Дом на Синди-драйв, который всегда был маленьким и слегка неряшливым, после колледжа казался трагичным. С тех пор как в 1974 году умер отец, мать не могла поддерживать жилище в приличном состоянии; почтовый ящик висел косо, на крыльце валялась старая керамическая тыква, доверху набитая рассыпающимися пожелтевшими экземплярами газеты Heckville Harbinger. Лоис полностью сосредоточилась на Жюль с той минуты, как та вошла в парадную дверь, и за столом, похоже, сидела и зорко следила, как дочь ест. Но на Астор-Плейс твой тощий парикмахер-андрогин – то ли он, то ли она – едва ли вообще смотрит на тебя, когда стрижет твои волосы, а глядит в основном в зеркало и на другого тощего андрогинного парикмахера в противоположном конце большого подвального помещения. Парикмахерские кресла сотрясала песня группы Ramones, и можно было закрыть глаза и слушать ее в такт странно приятным звукам собственных влажных волос, отсекаемых от головы.

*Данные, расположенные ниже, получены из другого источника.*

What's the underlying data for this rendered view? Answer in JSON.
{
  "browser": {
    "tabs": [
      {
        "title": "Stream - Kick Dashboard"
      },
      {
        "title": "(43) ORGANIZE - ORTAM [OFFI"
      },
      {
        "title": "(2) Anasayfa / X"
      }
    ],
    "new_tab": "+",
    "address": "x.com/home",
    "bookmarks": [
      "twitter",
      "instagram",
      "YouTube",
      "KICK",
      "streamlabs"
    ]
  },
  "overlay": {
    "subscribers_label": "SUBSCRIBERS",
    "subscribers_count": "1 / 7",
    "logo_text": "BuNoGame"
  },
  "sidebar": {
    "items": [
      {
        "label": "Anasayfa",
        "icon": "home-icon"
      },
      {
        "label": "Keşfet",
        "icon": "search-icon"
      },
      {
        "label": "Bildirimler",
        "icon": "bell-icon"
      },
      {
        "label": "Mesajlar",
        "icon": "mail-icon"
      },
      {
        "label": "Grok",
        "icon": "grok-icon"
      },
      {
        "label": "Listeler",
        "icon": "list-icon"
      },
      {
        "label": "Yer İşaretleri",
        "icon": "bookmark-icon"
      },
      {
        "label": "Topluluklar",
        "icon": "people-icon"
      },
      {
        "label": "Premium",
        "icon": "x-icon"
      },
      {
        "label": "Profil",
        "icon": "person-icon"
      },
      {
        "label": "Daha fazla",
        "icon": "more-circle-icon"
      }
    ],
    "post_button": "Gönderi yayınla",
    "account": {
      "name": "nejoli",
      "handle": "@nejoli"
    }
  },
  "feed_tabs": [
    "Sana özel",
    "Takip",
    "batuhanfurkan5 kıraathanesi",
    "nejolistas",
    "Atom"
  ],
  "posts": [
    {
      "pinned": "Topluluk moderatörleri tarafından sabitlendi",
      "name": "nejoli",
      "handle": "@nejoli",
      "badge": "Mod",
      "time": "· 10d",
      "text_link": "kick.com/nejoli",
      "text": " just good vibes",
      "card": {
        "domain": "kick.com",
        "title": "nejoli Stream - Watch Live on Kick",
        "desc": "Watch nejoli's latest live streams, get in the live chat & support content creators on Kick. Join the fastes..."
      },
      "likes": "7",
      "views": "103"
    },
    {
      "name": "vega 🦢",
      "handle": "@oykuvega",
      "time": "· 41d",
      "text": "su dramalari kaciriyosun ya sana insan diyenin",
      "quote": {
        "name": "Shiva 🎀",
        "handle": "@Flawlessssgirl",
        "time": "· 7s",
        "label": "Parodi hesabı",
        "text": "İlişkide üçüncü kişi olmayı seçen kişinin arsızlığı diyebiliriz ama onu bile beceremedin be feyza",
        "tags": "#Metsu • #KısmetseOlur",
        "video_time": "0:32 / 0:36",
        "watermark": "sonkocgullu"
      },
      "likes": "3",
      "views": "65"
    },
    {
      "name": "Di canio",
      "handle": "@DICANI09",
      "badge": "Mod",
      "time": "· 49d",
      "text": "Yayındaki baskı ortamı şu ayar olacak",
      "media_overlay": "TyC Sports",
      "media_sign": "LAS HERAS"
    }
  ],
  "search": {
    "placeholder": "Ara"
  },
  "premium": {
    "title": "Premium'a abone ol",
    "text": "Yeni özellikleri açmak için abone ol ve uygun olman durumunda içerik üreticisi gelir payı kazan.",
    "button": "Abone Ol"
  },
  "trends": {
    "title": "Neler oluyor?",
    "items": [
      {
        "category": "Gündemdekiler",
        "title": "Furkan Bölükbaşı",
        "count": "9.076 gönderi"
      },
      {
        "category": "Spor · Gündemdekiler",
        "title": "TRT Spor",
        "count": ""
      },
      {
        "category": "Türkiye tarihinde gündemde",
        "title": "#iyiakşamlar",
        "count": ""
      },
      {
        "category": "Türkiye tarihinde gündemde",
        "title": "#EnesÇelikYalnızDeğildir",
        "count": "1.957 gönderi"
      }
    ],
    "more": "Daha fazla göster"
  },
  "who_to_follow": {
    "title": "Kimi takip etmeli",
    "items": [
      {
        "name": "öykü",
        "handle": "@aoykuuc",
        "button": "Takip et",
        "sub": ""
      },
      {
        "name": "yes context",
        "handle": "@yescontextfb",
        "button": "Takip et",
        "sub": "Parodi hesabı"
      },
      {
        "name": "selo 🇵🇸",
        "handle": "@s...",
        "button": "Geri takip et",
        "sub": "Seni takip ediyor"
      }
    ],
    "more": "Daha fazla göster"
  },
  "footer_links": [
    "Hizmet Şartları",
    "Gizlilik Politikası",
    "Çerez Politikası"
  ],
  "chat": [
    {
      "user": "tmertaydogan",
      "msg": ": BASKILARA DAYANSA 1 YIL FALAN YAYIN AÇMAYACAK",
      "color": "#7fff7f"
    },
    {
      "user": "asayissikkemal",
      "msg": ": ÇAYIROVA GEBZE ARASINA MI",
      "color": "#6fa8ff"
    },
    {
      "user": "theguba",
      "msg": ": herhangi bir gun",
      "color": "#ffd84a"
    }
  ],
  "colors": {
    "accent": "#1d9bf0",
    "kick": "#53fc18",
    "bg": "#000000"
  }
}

А на той вечеринке почти у каждого гостя волосы были всклокочены, как у псов сразу после собачьего боя под дождем. Но не у Денниса Бойда, который сидел напротив Жюль Хэндлер, отделенный от нее толстой свечкой, как дорической колонной. У него были обычные волнистые черные волосы, оконтуренное темной тенью слегка небритое лицо и глубоко посаженные темные глаза, выглядящие так, будто под ними легкие синяки. И впрямь непонятно было, кто он и что он. В такую пору жизни можно не знать, что ты собой представляешь, но это нормально. А о людях ты судишь не по их успехам – почти никто из знакомых в 22 года не добился успехов, ни у кого не было хорошей квартиры, чего-то ценного, дорогой одежды, высоких заработков, – а по их привлекательности. Крупного сложения сосед Изадоры Деннис все еще был в рабочей одежде, его мятая белая рубашка с воротником на пуговицах наводила на мысль о комплекте чистых хлопчатобумажных простыней. Он действительно выглядел основательным, как сказала Изадора, и да, действительно напоминал молодого копа со своей короткой традиционной стрижкой, массивными руками, чистой рубашкой и характерным акцентом жителя Нью-Джерси. Не так уж трудно было представить его в униформе. В то же время он был застенчивее любого другого человека в комнате, в том числе Изадоры, девушки по имени Джанин Бэнкс, которую Изадора знала по своему родному городу, и парня по имени Роберт Такахаси из копировального центра, где работала Изадора. Роберт был невысоким красавчиком с колкими черными цыплячьими волосами и сложением, похожим на компактную игрушечную фигурку. Он был геем, рассказала Изадора, и происходил из жившей в Америке традиционной японской семьи, которая стала стыдиться его с тех пор, как он признался, и потом больше никогда не заводила речи о его ориентации. Впрочем, всякий раз, отправляясь домой в Питсбург, он брал с собой бойфренда, если таковой на тот момент был, и мать варила лапшу-удон и готовила угря в соусе для обоих, обращаясь с парочкой по-доброму.